Oscar Wilde (1854-1900), Irish poet, playwright, and author: 

“If a friend of mine gave a feast, and did not invite me to it, I should not mind a bit. But if a friend of mine had a sorrow and refused to allow me to share it, I should feel it most bitterly. If he shut the doors of the house of mourning against me, I would move back again and again and beg to be admitted so that I might share in what I was entitled to share. If he thought me unworthy, unfit to weep with him, I should feel it as the most poignant humiliation.” 

Hermann Hesse (1877-1962), German poet and novelist (he moved to Switzerland in 1912 and opposed German militarism and the Nazis, I triple-checked): 

“To hold our tongues when everyone is gossiping, to smile without hostility at people and institutions, to compensate for the shortage of love in the world with more love in small, private matters; to be more faithful in our work, to show greater patience, to forgo the cheap revenge obtainable from mockery and criticism: all these are things we can do.”

The Apostle Paul in the Bible verse Galatians 5:13 (ish, 48 AD): 

“You, my brothers and sisters, were called to be free. But do not use your freedom to indulge the flesh; rather, serve one another humbly in love.” 

Lucius Annaeus Seneca (died 65 AD), Ancient Roman statesman, dramatist, and Stoic philosopher: 

“The wise man, self-sufficient as he is, still desires to have a friend... Not, as Epicurus put it… 'for the purpose of having someone to come and sit beside his bed when he is ill or come to his rescue when he is hard up or thrown into chains', but so that on the contrary he may have someone by whose sickbed he himself may sit or whom he may himself release when that person is held prisoner by hostile hands… What is my object in making a friend? To have someone to be able to die for, someone I may follow into exile, someone for whose life I may put myself up as security and pay the price as well.” 
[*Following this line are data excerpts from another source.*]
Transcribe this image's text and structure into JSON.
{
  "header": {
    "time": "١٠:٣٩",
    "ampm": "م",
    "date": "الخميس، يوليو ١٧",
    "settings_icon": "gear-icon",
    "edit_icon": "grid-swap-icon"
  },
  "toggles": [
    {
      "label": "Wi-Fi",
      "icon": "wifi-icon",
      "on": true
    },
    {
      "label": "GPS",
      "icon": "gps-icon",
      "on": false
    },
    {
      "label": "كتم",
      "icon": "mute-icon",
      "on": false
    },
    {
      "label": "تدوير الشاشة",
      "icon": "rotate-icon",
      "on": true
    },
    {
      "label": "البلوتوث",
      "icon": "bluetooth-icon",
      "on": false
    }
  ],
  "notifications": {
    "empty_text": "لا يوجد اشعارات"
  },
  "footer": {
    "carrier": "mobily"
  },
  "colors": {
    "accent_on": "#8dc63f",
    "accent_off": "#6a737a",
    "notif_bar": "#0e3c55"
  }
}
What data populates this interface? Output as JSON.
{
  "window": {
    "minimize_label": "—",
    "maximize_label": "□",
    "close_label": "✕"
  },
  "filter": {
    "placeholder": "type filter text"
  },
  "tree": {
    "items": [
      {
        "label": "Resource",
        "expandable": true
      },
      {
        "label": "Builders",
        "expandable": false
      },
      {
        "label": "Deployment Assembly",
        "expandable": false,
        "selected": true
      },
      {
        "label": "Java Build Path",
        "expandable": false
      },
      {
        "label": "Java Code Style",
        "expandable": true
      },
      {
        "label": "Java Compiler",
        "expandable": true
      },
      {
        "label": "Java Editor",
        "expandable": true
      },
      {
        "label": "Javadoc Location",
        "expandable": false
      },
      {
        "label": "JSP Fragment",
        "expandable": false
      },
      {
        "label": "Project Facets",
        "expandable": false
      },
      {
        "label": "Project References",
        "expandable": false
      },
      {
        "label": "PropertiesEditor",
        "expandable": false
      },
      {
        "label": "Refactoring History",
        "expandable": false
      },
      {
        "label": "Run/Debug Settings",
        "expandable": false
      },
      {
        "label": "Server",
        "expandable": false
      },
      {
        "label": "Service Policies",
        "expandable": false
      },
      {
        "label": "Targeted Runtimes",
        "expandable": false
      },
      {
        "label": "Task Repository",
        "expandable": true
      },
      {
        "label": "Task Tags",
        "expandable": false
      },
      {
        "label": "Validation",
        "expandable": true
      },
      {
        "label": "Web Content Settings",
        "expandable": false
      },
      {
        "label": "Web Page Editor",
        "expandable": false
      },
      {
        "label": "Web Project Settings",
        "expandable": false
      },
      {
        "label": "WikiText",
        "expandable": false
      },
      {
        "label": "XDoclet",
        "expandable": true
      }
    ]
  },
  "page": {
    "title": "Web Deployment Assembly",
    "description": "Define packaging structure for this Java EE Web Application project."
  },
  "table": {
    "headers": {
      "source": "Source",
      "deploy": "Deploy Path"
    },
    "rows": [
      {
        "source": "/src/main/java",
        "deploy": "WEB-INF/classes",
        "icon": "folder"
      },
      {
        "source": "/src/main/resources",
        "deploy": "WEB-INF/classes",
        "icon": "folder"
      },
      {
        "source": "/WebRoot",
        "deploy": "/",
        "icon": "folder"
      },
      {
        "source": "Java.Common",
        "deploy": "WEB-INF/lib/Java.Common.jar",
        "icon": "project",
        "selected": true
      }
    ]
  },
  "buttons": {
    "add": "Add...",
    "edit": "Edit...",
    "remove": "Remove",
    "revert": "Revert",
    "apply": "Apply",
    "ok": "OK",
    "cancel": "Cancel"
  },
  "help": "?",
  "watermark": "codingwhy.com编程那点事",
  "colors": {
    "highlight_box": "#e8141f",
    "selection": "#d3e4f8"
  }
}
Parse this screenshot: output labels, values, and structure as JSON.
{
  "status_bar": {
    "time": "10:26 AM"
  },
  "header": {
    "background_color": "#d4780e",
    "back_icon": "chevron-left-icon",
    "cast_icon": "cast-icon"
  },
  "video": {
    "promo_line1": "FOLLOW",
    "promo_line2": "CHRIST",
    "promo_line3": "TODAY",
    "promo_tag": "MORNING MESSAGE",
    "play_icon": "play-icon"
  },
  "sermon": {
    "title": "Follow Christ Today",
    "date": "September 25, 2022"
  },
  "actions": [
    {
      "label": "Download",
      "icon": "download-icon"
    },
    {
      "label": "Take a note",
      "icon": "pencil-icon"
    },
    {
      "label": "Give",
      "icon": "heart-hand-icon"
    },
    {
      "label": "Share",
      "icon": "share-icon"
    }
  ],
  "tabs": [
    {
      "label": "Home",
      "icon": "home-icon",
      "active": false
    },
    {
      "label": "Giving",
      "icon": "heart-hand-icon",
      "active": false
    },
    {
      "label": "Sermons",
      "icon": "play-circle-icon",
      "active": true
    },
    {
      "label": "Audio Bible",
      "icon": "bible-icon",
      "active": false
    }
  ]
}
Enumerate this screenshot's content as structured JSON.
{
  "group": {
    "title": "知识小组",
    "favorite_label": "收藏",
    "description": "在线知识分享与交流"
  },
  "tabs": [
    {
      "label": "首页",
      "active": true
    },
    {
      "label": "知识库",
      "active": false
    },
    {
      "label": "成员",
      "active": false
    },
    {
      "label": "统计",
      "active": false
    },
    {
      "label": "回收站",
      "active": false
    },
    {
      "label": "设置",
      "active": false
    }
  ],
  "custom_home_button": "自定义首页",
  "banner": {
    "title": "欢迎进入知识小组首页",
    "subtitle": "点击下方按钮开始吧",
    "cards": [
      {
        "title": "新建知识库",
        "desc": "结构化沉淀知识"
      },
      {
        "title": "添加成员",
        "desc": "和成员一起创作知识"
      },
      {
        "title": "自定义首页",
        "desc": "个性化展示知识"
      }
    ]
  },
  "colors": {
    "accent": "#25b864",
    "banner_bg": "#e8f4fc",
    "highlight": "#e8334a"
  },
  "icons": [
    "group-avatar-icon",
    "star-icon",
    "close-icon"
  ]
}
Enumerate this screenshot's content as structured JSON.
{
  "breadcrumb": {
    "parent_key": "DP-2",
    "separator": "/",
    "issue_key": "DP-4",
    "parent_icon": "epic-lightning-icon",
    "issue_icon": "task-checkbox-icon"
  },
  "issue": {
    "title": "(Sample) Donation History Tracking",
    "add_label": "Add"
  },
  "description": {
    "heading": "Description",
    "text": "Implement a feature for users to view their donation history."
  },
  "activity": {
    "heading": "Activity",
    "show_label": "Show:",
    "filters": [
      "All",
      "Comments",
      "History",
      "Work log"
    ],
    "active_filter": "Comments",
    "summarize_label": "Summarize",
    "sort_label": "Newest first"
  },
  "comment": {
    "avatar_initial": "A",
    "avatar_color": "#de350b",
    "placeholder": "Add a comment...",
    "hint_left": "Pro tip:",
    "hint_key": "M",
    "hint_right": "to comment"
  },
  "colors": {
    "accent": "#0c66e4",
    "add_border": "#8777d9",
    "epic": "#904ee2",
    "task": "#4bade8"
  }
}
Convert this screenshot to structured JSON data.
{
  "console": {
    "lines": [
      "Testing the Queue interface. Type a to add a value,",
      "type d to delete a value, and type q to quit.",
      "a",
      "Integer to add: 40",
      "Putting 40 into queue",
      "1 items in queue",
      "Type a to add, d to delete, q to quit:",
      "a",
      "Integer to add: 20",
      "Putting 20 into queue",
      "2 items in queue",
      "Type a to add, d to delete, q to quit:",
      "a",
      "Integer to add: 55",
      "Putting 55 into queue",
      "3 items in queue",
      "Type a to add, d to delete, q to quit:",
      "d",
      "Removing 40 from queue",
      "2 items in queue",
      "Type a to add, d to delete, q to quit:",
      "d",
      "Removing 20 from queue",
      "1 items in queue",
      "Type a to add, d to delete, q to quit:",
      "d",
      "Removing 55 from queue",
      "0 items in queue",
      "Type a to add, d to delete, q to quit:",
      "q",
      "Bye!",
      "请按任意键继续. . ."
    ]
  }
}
You ask: Where is the love? - the warmth, the gentleness, the justice? Look no further. You are both alchemist and source! You stopper the natural spring! 

We are nothing without love. Nothing. Put another way: we are the love we freely give.

You are first and foremost a conduit for service, creation, empathy, and connection. They (“they,” the mythical conglomerate, the artist formerly known as The Man) have stolen enough from you.

Let’s not roll over on the very essence of our divinity, too.

*  I’d like to acknowledge that all 5 of these guys are men. I catch heat for this. But, look: men had the mic more, historically. And as such, these are the ones that came to mind. I’m sorry! These guys probably stole it from a woman, anyway. (If that helps? It doesn’t - that's worse.)